And I cannot get approved to buy a call through scottrade.... If you are interested, check out .JLWGB You buy the call for $163 with a strike at $10 per share, then exercise the option immediately to pick up 85 shares at $10 each plus $13.75 cash. Its a non standard option, thats why its only 85 shares. Then sell the 85 shares for $13.42 So you pay $163+850=$1013 plus comissions Thats $11.92 per share Then sell the shares for $13.42, more or less = $1140.70 $127 profit minus commissions or 12.5% I tried to buy the option 3 days ago when it was only $125, I woulda made a killing....
you should note that 1163/85 = 13.68 which looks suspiciously like the share price plus a bit of premium
The multiplier doesn't change. You pay $163 for the contract plus 10*100 = $1000 for the exercise or $1163.

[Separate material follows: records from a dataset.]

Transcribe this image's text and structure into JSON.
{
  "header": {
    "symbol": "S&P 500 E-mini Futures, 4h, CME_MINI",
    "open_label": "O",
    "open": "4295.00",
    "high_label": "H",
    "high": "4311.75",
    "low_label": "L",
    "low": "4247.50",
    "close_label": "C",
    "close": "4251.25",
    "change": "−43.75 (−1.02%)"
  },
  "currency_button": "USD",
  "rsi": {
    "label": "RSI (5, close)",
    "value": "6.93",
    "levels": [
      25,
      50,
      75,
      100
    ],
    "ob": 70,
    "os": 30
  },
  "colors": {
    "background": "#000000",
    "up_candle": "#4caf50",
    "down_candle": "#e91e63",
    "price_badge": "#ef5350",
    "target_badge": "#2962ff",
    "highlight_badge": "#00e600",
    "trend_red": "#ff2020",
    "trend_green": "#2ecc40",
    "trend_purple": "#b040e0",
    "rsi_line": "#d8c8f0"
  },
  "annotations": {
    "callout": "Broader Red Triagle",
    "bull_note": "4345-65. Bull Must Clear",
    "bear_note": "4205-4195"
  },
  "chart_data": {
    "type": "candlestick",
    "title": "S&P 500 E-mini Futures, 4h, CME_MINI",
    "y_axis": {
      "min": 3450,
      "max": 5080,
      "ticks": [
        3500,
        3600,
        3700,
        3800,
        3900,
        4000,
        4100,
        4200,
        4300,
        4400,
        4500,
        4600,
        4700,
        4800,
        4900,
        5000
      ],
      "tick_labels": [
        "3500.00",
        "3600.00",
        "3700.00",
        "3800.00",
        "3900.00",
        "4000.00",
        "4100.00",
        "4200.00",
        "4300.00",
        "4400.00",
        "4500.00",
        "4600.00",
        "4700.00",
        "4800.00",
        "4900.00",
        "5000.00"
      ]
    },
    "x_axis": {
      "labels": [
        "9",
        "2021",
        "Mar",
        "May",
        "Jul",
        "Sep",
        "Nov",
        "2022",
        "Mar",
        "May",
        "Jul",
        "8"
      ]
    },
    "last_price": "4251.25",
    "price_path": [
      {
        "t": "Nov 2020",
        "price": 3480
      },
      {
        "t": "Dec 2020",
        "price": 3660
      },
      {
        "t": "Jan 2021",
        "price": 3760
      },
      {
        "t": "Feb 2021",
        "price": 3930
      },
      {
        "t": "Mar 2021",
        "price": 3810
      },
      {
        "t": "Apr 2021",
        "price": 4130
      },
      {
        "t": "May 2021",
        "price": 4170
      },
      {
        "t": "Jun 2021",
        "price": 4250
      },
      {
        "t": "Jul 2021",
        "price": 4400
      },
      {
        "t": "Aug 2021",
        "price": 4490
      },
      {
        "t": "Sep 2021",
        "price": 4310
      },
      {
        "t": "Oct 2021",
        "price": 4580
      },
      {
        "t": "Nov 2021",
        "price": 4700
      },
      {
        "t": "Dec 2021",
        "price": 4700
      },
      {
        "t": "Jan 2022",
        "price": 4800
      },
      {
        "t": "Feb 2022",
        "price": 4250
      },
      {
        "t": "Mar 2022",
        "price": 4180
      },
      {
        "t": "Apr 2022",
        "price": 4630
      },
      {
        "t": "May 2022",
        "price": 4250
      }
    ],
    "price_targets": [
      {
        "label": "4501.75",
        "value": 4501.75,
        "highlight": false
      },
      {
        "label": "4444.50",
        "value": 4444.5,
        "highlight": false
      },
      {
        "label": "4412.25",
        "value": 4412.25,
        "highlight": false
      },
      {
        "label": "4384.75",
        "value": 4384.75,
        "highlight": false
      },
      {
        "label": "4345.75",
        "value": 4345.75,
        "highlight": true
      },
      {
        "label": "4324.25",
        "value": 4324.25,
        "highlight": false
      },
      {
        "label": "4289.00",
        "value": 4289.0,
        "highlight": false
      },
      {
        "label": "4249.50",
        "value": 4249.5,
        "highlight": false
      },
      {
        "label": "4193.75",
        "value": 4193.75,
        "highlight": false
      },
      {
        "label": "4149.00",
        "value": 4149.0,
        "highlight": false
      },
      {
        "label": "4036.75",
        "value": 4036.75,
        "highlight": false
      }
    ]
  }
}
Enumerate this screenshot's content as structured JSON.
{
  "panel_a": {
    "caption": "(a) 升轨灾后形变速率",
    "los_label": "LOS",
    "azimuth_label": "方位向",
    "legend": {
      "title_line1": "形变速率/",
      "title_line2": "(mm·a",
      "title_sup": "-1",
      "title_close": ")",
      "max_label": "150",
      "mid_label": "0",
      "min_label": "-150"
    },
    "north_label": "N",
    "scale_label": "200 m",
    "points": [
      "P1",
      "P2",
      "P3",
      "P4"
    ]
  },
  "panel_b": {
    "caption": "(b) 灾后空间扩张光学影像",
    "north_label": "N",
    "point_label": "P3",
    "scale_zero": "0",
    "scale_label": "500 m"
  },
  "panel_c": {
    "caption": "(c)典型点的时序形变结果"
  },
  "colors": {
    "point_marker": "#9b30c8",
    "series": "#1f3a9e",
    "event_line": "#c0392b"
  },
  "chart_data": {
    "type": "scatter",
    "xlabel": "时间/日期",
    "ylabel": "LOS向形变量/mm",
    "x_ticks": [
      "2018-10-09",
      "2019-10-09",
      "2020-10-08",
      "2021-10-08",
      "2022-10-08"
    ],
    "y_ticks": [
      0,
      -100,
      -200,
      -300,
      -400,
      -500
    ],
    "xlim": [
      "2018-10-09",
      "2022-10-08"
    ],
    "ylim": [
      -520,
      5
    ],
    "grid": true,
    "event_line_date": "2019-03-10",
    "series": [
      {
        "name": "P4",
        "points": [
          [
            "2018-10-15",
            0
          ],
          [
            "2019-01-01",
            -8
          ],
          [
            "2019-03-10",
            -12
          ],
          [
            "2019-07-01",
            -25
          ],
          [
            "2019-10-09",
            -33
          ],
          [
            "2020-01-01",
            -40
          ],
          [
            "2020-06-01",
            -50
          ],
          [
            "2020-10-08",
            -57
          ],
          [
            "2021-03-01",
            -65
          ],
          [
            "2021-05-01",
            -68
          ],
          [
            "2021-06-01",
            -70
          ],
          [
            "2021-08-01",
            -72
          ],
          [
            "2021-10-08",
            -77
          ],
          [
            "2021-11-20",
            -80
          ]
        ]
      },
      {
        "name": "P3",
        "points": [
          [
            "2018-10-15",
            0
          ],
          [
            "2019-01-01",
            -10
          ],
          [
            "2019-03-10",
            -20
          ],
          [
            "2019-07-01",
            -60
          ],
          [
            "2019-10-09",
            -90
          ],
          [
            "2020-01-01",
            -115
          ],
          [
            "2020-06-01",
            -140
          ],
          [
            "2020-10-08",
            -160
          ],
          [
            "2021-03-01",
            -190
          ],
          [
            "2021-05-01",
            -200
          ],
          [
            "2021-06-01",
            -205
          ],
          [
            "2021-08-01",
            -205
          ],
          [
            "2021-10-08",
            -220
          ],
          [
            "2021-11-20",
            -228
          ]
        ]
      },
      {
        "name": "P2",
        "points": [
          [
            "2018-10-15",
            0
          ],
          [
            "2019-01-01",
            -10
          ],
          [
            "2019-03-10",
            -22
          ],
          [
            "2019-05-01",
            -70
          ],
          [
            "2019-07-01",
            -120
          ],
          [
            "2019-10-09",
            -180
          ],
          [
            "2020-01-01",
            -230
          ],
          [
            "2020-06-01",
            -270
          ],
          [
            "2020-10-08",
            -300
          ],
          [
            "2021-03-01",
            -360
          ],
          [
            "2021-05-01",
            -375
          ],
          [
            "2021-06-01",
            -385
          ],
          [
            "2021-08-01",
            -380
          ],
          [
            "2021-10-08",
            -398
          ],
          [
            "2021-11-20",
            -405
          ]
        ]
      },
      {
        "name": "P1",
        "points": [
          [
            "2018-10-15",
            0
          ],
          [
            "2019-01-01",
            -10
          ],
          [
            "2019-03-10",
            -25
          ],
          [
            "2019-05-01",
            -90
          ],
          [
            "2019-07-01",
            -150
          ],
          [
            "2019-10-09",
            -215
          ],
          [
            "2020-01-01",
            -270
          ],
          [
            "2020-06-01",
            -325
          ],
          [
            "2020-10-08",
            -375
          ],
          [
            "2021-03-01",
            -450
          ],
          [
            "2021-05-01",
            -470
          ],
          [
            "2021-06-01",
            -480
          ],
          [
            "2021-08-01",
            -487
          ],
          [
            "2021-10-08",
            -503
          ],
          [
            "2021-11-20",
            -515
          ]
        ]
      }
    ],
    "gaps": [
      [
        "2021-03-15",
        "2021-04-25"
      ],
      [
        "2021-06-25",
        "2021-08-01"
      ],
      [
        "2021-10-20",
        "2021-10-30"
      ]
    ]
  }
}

Playing that would be a classic rookie move. I do not know exactly the details of the "payment" on the JLW series but what is 100% certain: these are the former MER options. AKA it means it represents more than 100 ordinary shares of BAC, maybe something like 120... (again I don't know exactly I don't trade this stuff)
The stock market is like your local diner: There are no free lunches But they are always willing to roast a newbie
No I asked my broker, you only pay for 85 shares, not 100 shares. Or maybe I'm a dumb ass by false information.
Thats true... Anyone have a link to explain the way non standard options work? If I was given false information by my broker I'm gonna be pissed.